As shown in Figures 10 and 12, the nozzles 214 mounted in the exterior wall 11 B are adjustable by a suitable slide mechanism in a direction away from and toward the duct as indicated at 305 so as to change an area of a pattern 304 of the water spray on the duct 11 A. The nozzle develops a conical spary pattern so that its area on the duct 11A can be increased and decreased by this movement.

As shown in Figures 10 and 11 there are provided guide fins 301 arranged along the duct 11A with an inner edge 303 attached to the outer wall of the duct and an outer edge spaced outwardly from the duct. Thus the guide walls or fins 301 along the exterior surface of the duct project outwardly from the exterior wall with the inner edges 303 on respective side of the center lines of the duct. These act as barriers to prevent excess water at the center line in the spray pattern 304 from running outwardly from the center around the duct toward the bottom of the exterior wall of the duct where it can puddle and interfere with the instantaneous generation of steam which is the primary intention herein. As shown, the guide walls 301 are arranged at the edge of the open end 209 of the hollow tubes furthest from the pattern 304 so that any excess water sitting against the bottom edge 303 of the fins 301 runs into the hollow tubes to encounter the high heat applied to the tubes within the duct.
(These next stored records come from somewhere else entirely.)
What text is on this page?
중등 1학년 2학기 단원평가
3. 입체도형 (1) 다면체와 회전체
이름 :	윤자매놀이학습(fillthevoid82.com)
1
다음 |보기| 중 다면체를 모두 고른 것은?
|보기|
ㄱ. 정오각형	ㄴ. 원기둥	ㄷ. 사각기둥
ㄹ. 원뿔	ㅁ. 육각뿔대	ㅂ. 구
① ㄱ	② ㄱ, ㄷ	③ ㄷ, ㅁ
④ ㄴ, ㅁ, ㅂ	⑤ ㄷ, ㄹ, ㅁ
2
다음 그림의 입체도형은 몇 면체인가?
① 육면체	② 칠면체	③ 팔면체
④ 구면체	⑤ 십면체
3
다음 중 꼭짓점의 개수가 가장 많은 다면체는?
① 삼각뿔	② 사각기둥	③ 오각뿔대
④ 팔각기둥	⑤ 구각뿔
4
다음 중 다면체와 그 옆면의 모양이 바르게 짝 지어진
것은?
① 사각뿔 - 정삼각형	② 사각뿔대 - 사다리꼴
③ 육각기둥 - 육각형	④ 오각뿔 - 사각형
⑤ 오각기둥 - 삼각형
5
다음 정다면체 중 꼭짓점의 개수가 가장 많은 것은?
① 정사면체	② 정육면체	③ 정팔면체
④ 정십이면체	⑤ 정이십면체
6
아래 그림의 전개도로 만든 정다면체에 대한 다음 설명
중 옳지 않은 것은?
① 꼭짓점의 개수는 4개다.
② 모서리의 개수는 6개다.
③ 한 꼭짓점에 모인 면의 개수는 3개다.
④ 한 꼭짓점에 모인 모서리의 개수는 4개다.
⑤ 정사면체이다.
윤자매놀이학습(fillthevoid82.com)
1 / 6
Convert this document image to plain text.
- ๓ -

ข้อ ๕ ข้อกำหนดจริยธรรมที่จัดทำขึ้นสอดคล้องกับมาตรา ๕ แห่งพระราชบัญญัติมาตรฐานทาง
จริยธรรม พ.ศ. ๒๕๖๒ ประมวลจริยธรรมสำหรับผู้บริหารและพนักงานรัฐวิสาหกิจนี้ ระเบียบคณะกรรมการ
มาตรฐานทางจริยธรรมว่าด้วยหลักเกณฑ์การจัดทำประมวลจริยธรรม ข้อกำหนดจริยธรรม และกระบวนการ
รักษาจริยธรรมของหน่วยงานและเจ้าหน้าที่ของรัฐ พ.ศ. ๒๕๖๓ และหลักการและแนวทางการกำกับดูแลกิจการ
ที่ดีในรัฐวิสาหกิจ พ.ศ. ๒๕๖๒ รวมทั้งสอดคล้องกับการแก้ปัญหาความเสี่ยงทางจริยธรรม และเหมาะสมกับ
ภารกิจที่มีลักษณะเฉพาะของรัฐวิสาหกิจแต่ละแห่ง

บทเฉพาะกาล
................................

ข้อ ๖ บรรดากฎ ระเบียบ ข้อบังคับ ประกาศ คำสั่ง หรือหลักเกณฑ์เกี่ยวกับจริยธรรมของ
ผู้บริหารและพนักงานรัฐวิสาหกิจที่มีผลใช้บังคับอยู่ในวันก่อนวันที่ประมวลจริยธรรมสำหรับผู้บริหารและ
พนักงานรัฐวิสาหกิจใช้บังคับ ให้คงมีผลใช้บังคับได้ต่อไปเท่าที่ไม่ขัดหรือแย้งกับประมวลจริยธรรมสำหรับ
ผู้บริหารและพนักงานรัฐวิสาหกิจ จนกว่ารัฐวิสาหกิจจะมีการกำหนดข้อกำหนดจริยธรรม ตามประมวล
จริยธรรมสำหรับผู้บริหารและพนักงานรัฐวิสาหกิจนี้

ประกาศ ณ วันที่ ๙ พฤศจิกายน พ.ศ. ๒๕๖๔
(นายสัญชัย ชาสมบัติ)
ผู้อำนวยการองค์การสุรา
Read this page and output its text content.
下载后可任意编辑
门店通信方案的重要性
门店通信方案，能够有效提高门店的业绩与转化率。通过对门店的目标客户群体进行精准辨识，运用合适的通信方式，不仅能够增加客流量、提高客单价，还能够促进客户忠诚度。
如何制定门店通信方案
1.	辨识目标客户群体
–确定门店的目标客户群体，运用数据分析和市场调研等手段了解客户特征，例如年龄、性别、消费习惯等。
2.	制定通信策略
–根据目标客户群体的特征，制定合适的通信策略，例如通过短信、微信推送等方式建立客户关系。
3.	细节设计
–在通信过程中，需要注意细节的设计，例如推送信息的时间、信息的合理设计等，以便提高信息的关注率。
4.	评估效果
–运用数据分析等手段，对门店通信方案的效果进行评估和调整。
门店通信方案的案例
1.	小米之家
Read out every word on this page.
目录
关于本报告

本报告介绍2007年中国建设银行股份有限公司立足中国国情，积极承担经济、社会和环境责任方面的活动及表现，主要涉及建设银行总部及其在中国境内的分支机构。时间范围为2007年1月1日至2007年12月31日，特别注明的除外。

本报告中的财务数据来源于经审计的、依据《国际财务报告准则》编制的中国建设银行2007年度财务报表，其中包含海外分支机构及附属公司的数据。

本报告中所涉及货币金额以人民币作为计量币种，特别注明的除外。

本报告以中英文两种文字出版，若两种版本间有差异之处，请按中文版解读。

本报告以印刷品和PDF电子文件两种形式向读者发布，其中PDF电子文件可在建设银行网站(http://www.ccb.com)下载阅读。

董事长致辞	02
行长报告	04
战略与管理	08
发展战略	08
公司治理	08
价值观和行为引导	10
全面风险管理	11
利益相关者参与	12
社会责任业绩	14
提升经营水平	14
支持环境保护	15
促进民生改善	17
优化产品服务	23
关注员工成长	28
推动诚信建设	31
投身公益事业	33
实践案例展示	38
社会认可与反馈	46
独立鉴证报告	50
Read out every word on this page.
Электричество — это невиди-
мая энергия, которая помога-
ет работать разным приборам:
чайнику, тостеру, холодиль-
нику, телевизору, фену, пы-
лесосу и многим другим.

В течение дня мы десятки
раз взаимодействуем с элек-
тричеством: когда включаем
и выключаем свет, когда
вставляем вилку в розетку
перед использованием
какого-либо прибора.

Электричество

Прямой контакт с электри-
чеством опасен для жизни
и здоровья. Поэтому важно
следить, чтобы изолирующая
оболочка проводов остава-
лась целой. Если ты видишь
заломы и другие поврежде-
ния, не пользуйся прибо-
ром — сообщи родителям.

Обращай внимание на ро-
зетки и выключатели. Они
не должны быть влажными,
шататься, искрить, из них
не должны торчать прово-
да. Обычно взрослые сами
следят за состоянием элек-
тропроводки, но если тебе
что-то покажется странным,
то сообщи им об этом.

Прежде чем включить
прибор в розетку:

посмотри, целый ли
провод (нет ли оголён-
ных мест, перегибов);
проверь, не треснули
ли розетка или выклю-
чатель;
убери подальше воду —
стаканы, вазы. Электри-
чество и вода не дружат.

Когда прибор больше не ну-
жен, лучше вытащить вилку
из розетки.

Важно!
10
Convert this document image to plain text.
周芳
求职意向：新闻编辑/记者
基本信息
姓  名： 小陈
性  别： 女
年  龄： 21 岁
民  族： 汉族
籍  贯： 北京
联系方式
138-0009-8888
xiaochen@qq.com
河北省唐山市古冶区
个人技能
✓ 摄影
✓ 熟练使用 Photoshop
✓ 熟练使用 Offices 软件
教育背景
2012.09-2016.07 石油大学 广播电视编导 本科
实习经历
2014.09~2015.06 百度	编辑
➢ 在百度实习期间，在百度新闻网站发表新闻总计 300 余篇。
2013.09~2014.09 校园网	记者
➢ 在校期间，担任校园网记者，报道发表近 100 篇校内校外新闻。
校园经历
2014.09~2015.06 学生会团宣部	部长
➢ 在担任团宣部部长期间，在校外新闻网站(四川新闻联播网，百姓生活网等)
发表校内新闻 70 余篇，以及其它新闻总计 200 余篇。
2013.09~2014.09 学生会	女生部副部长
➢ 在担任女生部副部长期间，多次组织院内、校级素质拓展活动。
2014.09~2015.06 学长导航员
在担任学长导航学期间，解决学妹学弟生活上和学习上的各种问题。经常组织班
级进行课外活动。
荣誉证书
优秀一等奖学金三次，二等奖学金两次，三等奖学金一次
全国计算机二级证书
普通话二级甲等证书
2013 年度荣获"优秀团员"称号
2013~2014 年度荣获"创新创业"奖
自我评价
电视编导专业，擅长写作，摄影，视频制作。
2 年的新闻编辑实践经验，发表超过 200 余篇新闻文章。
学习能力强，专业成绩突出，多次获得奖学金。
Turning now to the arrangement shown in Figure 13 there is an arrangement of the type previously described including the outer wall 11 B and the chamber 11. In this case the duct 11A is replaced by a tube 90 which contains an elongate burner known as a stick or tube burner inside the duct which generates heat along the length of the duct 90. Arrangements of this type are available and produce heat by combustion at positions along the length of the burner.

As this produces combustion gases, there is a plurality of exhaust ducts 91 and 92 connected to the tube and extending outwardly therefrom through the peripheral wall 11 B to which the ducts are sealed. The exhaust ducts 91 and 92 extend outwardly from the peripheral wall to a superheater which communicates heat from the exhaust to the steam collected from the outlet ports 11 M. That is the steam generated inside the chamber 11 is communicated from the ports 11 M through pipes 94 and 95 to one side of a heat exchanger forming the superheater 93. The exhaust gases 96 passing from the ducts 91 and 92 to a discharge flue 95 enter the other side of the heat exchanger and transfer heat to the steam to provide superheating of the steam within the exchanger with the superheated steam emerging at a discharge 98.

The duct 90, peripheral wall 11 B and the superheater 93 are contained within an exterior pressure vessel 97.